Chambers has a voice that will both break your heart and bring you to Jesus, and she can grin while she does it. She opened alone on stage with Not Pretty Enough, which of course sent the crowd into cheers, and then she brought in the band and proceeded with plenty of hits, many from her Barricades and Brickwalls album released 21 years ago.
Her voice sounds exactly the same as I remember when I listened to that CD growing up. Some people don't like it, and even she jokes about some of her more shriek-sounding-songs. But I think it has such rich authenticity. Like Stevie Nicks, Chambers' voice can't hide and can't lie. It's a rawness and a truth; she's perfect for country music.

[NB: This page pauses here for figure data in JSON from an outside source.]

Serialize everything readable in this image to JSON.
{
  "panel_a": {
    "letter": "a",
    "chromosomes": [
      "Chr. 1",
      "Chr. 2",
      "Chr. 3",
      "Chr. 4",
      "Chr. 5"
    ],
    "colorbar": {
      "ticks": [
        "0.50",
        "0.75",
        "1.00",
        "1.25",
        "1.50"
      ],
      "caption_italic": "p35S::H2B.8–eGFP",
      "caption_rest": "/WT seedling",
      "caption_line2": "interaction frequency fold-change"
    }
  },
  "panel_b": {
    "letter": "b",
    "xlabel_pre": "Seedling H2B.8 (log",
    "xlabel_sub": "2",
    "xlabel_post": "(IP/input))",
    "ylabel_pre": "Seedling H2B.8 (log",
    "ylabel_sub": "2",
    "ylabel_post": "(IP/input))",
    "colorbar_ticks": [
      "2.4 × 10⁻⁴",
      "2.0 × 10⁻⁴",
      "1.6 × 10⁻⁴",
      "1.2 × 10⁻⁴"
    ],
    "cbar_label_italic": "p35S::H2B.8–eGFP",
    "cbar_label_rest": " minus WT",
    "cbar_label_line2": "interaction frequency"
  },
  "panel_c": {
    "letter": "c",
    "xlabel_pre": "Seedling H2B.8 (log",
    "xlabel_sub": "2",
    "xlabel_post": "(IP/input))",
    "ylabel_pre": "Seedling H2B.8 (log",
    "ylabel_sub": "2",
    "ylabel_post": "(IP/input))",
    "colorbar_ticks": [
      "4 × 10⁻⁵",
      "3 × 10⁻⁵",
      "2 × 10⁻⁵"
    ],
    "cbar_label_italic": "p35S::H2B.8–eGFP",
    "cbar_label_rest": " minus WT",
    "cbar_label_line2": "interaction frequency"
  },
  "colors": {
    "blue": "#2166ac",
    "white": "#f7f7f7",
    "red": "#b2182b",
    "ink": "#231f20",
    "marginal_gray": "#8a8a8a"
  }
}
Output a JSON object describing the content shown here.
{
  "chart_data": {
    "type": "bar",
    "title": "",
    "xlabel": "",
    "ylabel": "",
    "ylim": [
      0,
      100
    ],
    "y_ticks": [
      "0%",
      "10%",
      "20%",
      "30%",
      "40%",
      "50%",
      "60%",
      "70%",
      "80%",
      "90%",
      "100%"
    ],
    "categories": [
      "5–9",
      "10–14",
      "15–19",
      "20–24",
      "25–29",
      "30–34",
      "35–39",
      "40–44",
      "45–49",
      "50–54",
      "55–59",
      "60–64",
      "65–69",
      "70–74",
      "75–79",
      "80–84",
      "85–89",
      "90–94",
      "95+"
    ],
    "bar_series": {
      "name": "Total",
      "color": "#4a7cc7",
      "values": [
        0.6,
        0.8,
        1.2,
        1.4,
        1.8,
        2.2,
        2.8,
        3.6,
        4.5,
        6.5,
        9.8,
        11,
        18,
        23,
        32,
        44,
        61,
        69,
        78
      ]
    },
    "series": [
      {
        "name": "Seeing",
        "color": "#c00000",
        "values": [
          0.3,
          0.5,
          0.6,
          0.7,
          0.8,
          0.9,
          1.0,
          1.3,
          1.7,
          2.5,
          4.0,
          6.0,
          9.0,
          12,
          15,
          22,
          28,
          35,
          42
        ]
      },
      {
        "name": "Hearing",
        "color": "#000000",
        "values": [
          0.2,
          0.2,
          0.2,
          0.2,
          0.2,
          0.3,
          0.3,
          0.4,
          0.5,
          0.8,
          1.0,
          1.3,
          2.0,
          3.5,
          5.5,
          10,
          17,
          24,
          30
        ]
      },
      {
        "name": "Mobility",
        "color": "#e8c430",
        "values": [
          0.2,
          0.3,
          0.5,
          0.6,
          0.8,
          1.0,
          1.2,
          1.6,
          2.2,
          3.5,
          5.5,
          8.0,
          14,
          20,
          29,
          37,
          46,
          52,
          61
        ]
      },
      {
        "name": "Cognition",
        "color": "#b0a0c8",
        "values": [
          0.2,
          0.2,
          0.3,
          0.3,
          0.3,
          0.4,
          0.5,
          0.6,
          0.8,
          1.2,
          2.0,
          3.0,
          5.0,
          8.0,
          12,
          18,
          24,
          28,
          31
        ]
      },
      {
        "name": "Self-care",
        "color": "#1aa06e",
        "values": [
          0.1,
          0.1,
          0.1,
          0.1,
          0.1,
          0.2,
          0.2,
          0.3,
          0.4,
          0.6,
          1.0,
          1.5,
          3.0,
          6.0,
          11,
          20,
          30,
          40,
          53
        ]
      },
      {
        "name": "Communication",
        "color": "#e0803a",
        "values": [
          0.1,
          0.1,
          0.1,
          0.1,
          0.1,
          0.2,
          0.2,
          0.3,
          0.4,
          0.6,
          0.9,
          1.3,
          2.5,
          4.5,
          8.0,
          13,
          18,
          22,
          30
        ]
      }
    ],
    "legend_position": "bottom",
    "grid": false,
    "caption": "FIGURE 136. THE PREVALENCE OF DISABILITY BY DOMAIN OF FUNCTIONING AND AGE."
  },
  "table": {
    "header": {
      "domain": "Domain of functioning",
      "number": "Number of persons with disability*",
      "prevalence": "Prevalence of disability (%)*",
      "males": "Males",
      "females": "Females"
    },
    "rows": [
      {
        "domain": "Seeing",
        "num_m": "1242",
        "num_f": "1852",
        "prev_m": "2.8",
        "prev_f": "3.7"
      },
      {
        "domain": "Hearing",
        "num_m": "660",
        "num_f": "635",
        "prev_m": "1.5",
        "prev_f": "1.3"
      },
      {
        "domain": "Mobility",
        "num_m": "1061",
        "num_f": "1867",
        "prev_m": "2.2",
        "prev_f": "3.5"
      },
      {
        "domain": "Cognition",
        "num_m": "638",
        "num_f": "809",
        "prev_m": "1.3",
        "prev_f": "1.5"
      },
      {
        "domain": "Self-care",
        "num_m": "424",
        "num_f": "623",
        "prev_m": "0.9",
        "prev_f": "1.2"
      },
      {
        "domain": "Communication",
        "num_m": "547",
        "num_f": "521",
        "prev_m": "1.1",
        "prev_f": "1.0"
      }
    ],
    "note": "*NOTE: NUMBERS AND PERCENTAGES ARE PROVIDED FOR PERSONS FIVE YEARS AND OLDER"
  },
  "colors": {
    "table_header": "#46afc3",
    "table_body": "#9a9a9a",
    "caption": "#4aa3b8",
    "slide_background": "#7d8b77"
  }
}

And she's got a great band to support her doing it, from the drummer who ran around at one point playing the washboard or her father, Bill Chambers, on the steel guitar. (An audience member asked to marry him multiple times.)
I was enthralled, enjoying hits that I remembered like The Captain and Rattlin' Bones. Throughout the night she played guitar, banjo, accordion and harmonica. She joked that she only gets the banjo out once it's too late for the audience to ask for their money back.
"The banjo is more like an accessory than an instrument" she says of her skills.
And then, while on banjo, to my complete surprise she began to sing a cover of rapper Eminem's hit Lose Yourself. At first I was skeptical. In fact I was almost cringing. This song is so of a time and era, but my opinion completely changed as the song continued. Her guitar player joined and then the entire band chimed in bringing the last verses to a phenomenal crescendo.
Chambers was wild, full of movement, singing her heart out.
Suddenly I was weirdly finding some sort of international ethereal connection between Marshall Mathers' struggles of growing up in the trailer park, trying to be a rapper and the hardships of poor country folks in Australia.
It was a strange but beautiful epiphany, listening to the song and seeing a commonality of people all over the world, clinging desperately to a chance at greatness: "You only get one shot, do not miss your chance to blow. This opportunity comes once in a lifetime."
Am I really crying to a bluegrass version of a rap song from the 2002 movie 8 Mile? My god yes, yes I am.
That's not the last time I cried either.
Chambers brought Marou and Busby back on stage with her band to sing a hymn a capella I've found a friend, oh, such a friend, so haunting and powerful. They also covered My Island Home - island rhythms with Chambers' country voice, a unique combination. They wrapped up the encore with Barricades and Brickwalls, a powerful way to take out the night out with plenty of energy and the glorious dark desiring lyrics we all love.
Throughout the sets there were messages of joy for being able to perform again. They spoke of family, being barefoot, and love for their children. They are clearly family people in family bands, so happy to at last have had the chance to bring music to people after two years of sadness and little live music.
I'm so grateful to get in on it, and take a little bit of that energy with me.